The question she left the room with is the right one: what is your role in this ecosystem? Not everyone is called to hold ceremony. Many people in this space will serve as guides, integration coaches, connectors, advocates, educators. The container needs all of those roles. The mistake is assuming that sitting with the medicine is the highest contribution. Sometimes the highest contribution is being the person who helps someone integrate what they received from someone else's ceremony.
Knowing your lane isn't a limitation. It's what makes the whole system work.
The Through Line
What I keep coming back to, reading through Karen's story, is that the very thing she resisted most became the thing she was most built for. The snake didn't move because it wasn't supposed to. The door that kept closing until plant medicine was the only path left was, in retrospect, an opening she hadn't been able to see yet.

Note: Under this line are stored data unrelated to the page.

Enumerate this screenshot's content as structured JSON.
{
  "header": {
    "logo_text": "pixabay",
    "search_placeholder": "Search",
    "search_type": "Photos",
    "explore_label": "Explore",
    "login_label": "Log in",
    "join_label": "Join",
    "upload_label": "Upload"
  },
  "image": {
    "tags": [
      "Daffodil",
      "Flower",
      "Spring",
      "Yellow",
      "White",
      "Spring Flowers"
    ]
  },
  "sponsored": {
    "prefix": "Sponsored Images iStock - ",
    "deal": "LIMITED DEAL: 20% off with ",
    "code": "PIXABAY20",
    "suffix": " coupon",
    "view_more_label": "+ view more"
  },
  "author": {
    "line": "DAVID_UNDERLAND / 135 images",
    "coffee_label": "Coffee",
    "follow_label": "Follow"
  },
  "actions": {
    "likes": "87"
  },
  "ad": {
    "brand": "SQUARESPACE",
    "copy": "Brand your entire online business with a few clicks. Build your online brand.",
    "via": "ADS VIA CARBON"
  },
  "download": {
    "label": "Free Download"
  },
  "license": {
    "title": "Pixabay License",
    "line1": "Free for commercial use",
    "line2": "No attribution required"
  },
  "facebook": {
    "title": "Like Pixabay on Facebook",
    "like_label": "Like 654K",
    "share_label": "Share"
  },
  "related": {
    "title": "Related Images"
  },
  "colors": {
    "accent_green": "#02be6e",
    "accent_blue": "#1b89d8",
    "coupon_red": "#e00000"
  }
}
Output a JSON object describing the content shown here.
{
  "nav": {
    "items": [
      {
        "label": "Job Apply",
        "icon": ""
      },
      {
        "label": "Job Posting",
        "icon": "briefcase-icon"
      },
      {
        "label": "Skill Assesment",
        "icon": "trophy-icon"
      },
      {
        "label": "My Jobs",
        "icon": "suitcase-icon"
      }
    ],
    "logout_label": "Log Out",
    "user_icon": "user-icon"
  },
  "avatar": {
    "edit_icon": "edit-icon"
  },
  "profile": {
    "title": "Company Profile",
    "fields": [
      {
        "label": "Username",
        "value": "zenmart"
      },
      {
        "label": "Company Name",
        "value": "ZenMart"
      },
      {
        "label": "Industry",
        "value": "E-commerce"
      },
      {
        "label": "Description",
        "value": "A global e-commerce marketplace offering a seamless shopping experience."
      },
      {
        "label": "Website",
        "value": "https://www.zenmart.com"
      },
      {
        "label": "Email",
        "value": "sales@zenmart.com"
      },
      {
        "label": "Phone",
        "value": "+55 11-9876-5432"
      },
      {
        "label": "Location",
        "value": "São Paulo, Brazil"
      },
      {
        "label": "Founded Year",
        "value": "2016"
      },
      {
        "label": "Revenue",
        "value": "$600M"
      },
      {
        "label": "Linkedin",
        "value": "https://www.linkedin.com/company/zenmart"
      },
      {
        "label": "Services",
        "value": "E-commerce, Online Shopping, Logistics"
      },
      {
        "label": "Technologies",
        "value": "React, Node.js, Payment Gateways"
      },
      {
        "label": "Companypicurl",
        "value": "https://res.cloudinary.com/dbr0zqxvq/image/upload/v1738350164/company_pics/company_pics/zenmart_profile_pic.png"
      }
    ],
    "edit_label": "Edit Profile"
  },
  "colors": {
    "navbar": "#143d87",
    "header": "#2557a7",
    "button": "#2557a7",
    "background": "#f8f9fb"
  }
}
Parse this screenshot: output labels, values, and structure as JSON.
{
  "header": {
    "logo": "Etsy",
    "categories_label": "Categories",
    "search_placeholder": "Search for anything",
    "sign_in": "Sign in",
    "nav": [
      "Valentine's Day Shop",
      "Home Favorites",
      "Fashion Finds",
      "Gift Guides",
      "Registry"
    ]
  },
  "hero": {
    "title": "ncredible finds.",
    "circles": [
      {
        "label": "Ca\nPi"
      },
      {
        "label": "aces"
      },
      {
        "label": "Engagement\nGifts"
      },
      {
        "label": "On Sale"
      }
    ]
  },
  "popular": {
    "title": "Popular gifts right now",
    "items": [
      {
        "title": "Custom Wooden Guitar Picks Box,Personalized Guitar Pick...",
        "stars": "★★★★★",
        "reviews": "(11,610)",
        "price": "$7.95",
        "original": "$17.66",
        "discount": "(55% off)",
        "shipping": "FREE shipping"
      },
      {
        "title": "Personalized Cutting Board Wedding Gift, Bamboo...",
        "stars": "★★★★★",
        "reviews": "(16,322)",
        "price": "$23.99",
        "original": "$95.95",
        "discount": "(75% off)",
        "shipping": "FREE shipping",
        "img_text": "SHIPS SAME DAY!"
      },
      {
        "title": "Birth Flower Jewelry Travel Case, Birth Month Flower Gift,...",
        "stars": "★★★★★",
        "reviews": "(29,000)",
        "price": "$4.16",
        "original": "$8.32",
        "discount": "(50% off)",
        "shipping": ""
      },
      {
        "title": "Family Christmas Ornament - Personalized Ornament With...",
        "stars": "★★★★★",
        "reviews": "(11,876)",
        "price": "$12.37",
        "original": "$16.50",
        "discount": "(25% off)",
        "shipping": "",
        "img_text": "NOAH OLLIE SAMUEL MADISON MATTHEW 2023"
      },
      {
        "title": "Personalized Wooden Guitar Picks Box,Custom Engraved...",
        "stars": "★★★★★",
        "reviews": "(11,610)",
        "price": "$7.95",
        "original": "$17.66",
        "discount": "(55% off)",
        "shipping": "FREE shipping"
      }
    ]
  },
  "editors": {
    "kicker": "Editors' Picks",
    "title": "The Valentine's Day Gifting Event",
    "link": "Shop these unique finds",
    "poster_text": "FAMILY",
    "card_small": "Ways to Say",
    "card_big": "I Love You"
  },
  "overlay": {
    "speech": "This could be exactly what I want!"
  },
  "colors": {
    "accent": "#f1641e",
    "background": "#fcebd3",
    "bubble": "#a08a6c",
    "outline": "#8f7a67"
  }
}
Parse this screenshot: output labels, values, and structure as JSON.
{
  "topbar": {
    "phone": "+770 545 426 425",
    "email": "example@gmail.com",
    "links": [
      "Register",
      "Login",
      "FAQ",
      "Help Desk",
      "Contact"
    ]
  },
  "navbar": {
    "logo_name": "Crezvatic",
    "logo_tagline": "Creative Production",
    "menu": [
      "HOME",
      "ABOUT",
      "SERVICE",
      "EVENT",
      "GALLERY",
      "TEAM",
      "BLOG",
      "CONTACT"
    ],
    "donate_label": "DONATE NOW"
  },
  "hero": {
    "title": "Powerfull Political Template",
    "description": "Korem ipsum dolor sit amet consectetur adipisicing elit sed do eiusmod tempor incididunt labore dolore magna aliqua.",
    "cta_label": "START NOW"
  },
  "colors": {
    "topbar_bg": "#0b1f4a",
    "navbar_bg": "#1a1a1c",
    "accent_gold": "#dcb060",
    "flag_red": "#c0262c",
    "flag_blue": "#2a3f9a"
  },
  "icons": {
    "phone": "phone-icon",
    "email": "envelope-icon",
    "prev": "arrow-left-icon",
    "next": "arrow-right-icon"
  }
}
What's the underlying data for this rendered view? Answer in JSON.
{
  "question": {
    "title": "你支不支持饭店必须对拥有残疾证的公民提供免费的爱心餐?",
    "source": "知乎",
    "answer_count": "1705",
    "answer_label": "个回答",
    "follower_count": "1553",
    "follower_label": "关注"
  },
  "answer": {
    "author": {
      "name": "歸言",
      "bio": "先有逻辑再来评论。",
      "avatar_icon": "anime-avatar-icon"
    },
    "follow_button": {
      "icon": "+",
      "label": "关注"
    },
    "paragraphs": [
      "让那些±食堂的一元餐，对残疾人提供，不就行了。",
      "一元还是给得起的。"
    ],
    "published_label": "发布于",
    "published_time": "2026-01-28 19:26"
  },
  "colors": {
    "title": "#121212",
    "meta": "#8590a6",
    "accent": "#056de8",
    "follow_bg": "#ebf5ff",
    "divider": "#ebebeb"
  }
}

The psychedelic space is standing at a similar kind of forced reckoning right now. The door to mainstream legitimacy is open. The question is what walks through it, and whether the people walking through understand what they're actually carrying.
Karen does. Twenty-five years in, thousands of ceremonies deep, running ceremony most nights of the week, she'll still tell you she didn't choose this. It chose her. And she takes that seriously every single time.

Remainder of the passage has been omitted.